I couldn't agree more :)

Thank goodness for Black Locust!

Did you ever end up purchasing Locust plants from that supplier in Indiana?

Hope all is well
 
I like the ash pan a lot, but not the plug. If I even shovel too many ashes out and disturb the plug, I have a bit of an air leak for a while. Otherwise, it is fine. I like the hinged cover.

I have removed the plug and used the ash pan once. It holds a lot more than it looks like it can.

Awesome pics, thanks!

Does the pan just fit in loosely into the pedestal or is it on some type of sliders?
 
I'd like to get some input from you guys.

My Ashford goes from dark to flames at about 1.9. At what setting does yours do that?


Also, when I have flames, I get smoke out the chimney. Low setting no smoke. And yes, cat is engaged and in active zone. Does it with cord wood or wood bricks, so it's not a moisture issue.
 
I'd like to get some input from you guys.

My Ashford goes from dark to flames at about 1.9. At what setting does yours do that?

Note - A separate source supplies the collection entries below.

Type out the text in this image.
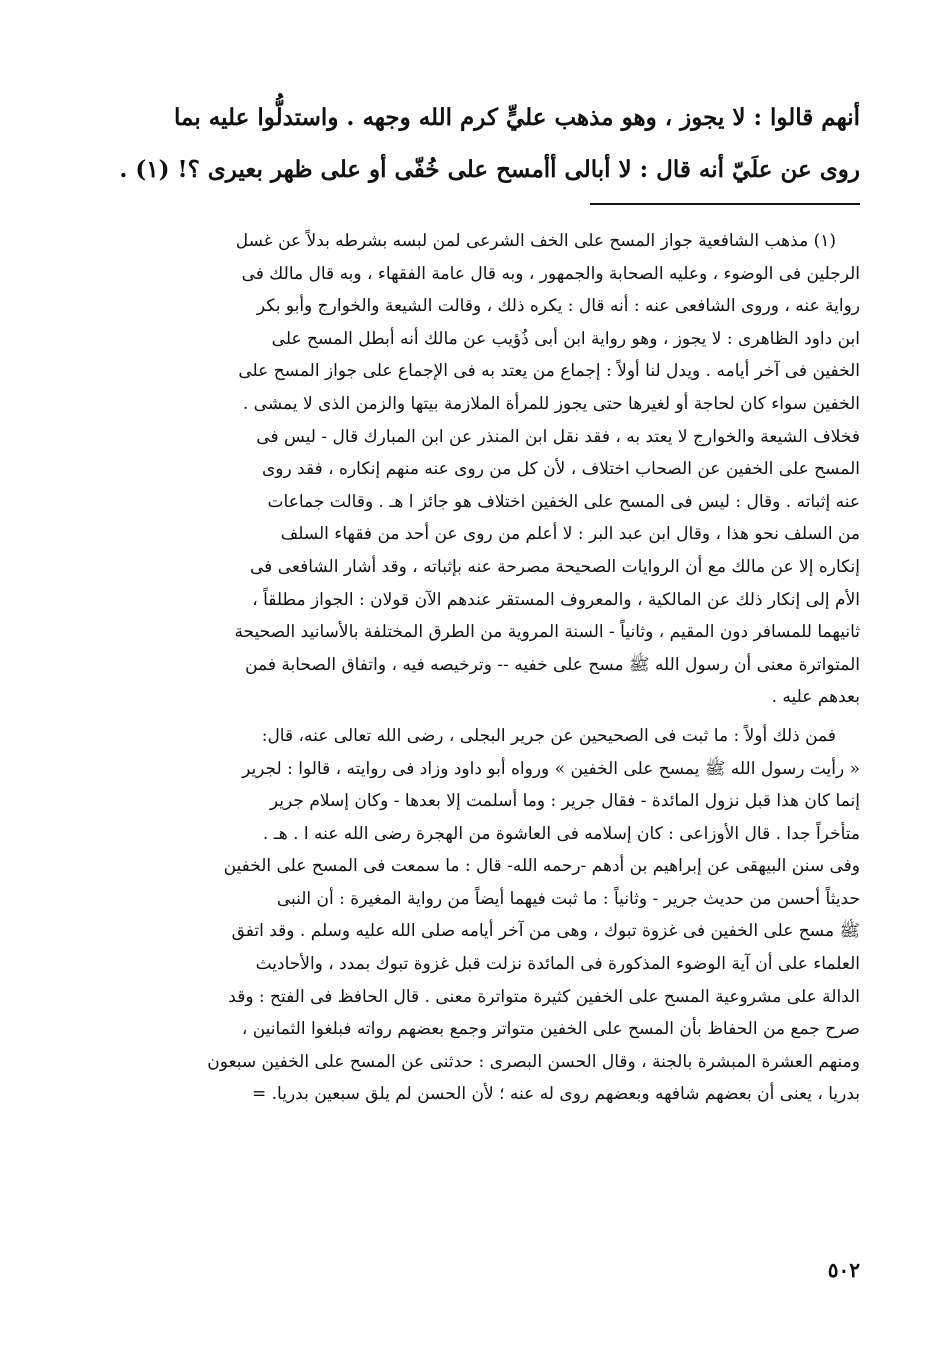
أنهم قالوا : لا يجوز ، وهو مذهب عليٍّ كرم الله وجهه . واستدلُّوا عليه بما

روى عن علَيّ أنه قال : لا أبالى أأمسح على خُفّى أو على ظهر بعيرى ؟! (١) .

(١) مذهب الشافعية جواز المسح على الخف الشرعى لمن لبسه بشرطه بدلاً عن غسل

الرجلين فى الوضوء ، وعليه الصحابة والجمهور ، وبه قال عامة الفقهاء ، وبه قال مالك فى

رواية عنه ، وروى الشافعى عنه : أنه قال : يكره ذلك ، وقالت الشيعة والخوارج وأبو بكر

ابن داود الظاهرى : لا يجوز ، وهو رواية ابن أبى ذُؤيب عن مالك أنه أبطل المسح على

الخفين فى آخر أيامه . ويدل لنا أولاً : إجماع من يعتد به فى الإجماع على جواز المسح على

الخفين سواء كان لحاجة أو لغيرها حتى يجوز للمرأة الملازمة بيتها والزمن الذى لا يمشى .

فخلاف الشيعة والخوارج لا يعتد به ، فقد نقل ابن المنذر عن ابن المبارك قال - ليس فى

المسح على الخفين عن الصحاب اختلاف ، لأن كل من روى عنه منهم إنكاره ، فقد روى

عنه إثباته . وقال : ليس فى المسح على الخفين اختلاف هو جائز ا هـ . وقالت جماعات

من السلف نحو هذا ، وقال ابن عبد البر : لا أعلم من روى عن أحد من فقهاء السلف

إنكاره إلا عن مالك مع أن الروايات الصحيحة مصرحة عنه بإثباته ، وقد أشار الشافعى فى

الأم إلى إنكار ذلك عن المالكية ، والمعروف المستقر عندهم الآن قولان : الجواز مطلقاً ،

ثانيهما للمسافر دون المقيم ، وثانياً - السنة المروية من الطرق المختلفة بالأسانيد الصحيحة

المتواترة معنى أن رسول الله ﷺ مسح على خفيه -- وترخيصه فيه ، واتفاق الصحابة فمن

بعدهم عليه .

فمن ذلك أولاً : ما ثبت فى الصحيحين عن جرير البجلى ، رضى الله تعالى عنه، قال:

« رأيت رسول الله ﷺ يمسح على الخفين » ورواه أبو داود وزاد فى روايته ، قالوا : لجرير

إنما كان هذا قبل نزول المائدة - فقال جرير : وما أسلمت إلا بعدها - وكان إسلام جرير

متأخراً جدا . قال الأوزاعى : كان إسلامه فى العاشوة من الهجرة رضى الله عنه ا . هـ .

وفى سنن البيهقى عن إبراهيم بن أدهم -رحمه الله- قال : ما سمعت فى المسح على الخفين

حديثاً أحسن من حديث جرير - وثانياً : ما ثبت فيهما أيضاً من رواية المغيرة : أن النبى

ﷺ مسح على الخفين فى غزوة تبوك ، وهى من آخر أيامه صلى الله عليه وسلم . وقد اتفق

العلماء على أن آية الوضوء المذكورة فى المائدة نزلت قبل غزوة تبوك بمدد ، والأحاديث

الدالة على مشروعية المسح على الخفين كثيرة متواترة معنى . قال الحافظ فى الفتح : وقد

صرح جمع من الحفاظ بأن المسح على الخفين متواتر وجمع بعضهم رواته فبلغوا الثمانين ،

ومنهم العشرة المبشرة بالجنة ، وقال الحسن البصرى : حدثنى عن المسح على الخفين سبعون

بدريا ، يعنى أن بعضهم شافهه وبعضهم روى له عنه ؛ لأن الحسن لم يلق سبعين بدريا. =

٥٠٢
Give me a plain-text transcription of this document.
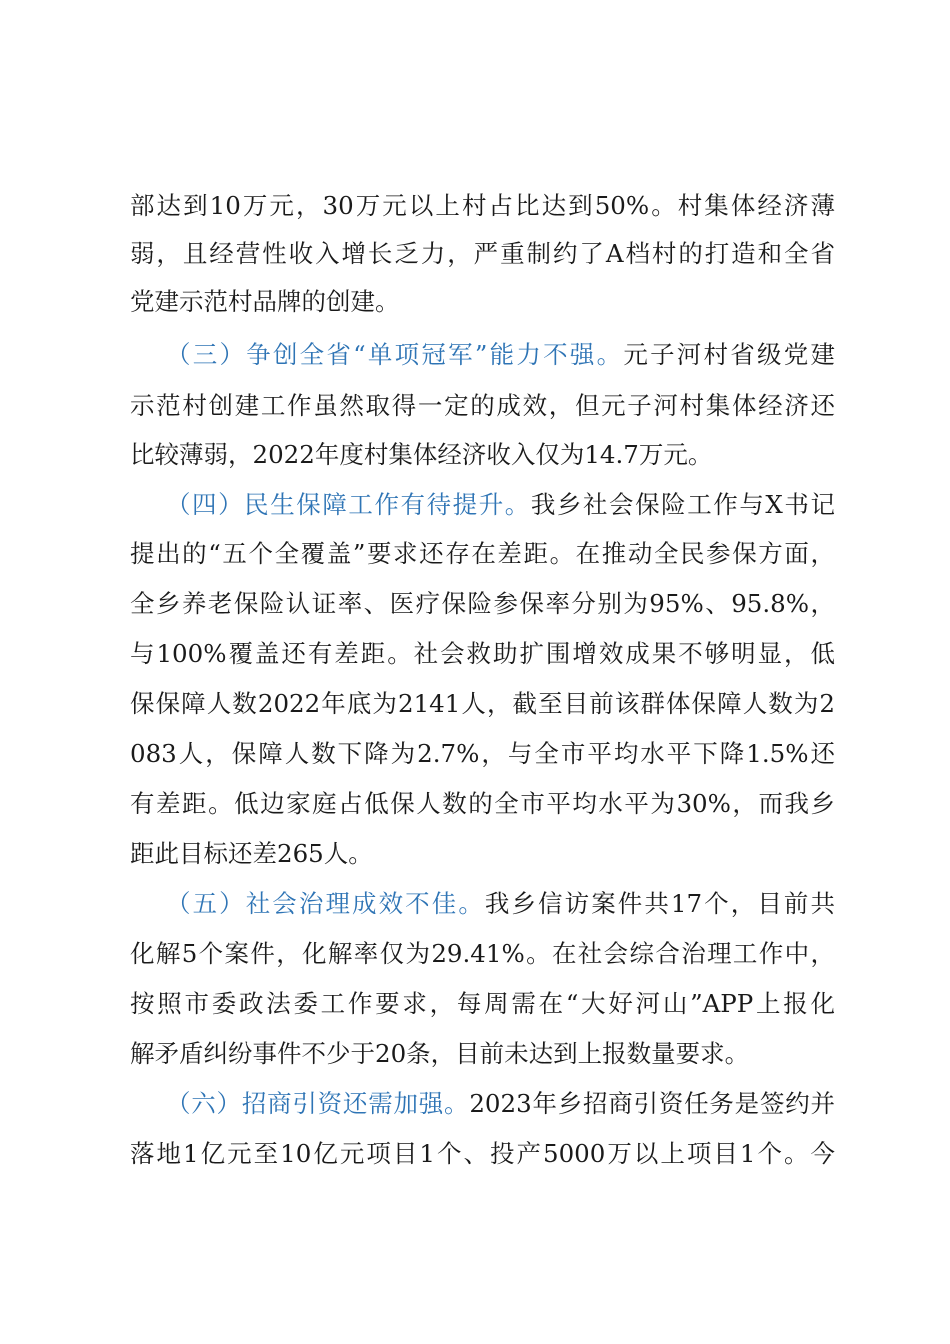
部达到10万元，30万元以上村占比达到50%。村集体经济薄
弱，且经营性收入增长乏力，严重制约了A档村的打造和全省
党建示范村品牌的创建。
（三）争创全省“单项冠军”能力不强。元子河村省级党建
示范村创建工作虽然取得一定的成效，但元子河村集体经济还
比较薄弱，2022年度村集体经济收入仅为14.7万元。
（四）民生保障工作有待提升。我乡社会保险工作与X书记
提出的“五个全覆盖”要求还存在差距。在推动全民参保方面，
全乡养老保险认证率、医疗保险参保率分别为95%、95.8%，
与100%覆盖还有差距。社会救助扩围增效成果不够明显，低
保保障人数2022年底为2141人，截至目前该群体保障人数为2
083人，保障人数下降为2.7%，与全市平均水平下降1.5%还
有差距。低边家庭占低保人数的全市平均水平为30%，而我乡
距此目标还差265人。
（五）社会治理成效不佳。我乡信访案件共17个，目前共
化解5个案件，化解率仅为29.41%。在社会综合治理工作中，
按照市委政法委工作要求，每周需在“大好河山”APP上报化
解矛盾纠纷事件不少于20条，目前未达到上报数量要求。
（六）招商引资还需加强。2023年乡招商引资任务是签约并
落地1亿元至10亿元项目1个、投产5000万以上项目1个。今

Also, when I have flames, I get smoke out the chimney. Low setting no smoke. And yes, cat is engaged and in active zone. Does it with cord wood or wood bricks, so it's not a moisture issue.

Over the cords that I've pushed through the BK, I've found the flame point to vary depending on temperature (stove and ambient) as well as wood species. The maple I'm now burning seems happy to provide flames at 1.75 where the doug fir would not.
 
Howdy!

I couldn't agree more :)

Thank goodness for Black Locust!

Did you ever end up purchasing Locust plants from that supplier in Indiana?

Hope all is well

All is good, happy that we're just about finished with this current cold snap.

I did purchase some Honey Locust seedlings a while back. Out of the bunch one made it, it's amazing how quickly it's growing. I've gathered Black Locust seeds on occasion and scattered them around the back, my wife won't let me plant any Black Locust in the yard due to their thorns. <>
 
Looking for any tips on changing the door gasket on my Princess. I've heard and noticed that the door tends to not seal as good around handle area. Do you try to make that area fluffier and the hinge area more compressed? any other tips would be great.

The only suggestions I can make that I know makes a difference is to stick with the BK specific gasket and use HT silicon(recommended by BK) instead of gasket cement.(suggested by stove shop) I had to do mine twice due to being sold the wrong gasket the first time. I didn't do anything special laying the new gasket it place, I didn't try stretch it out or fluff it up in one place more than another.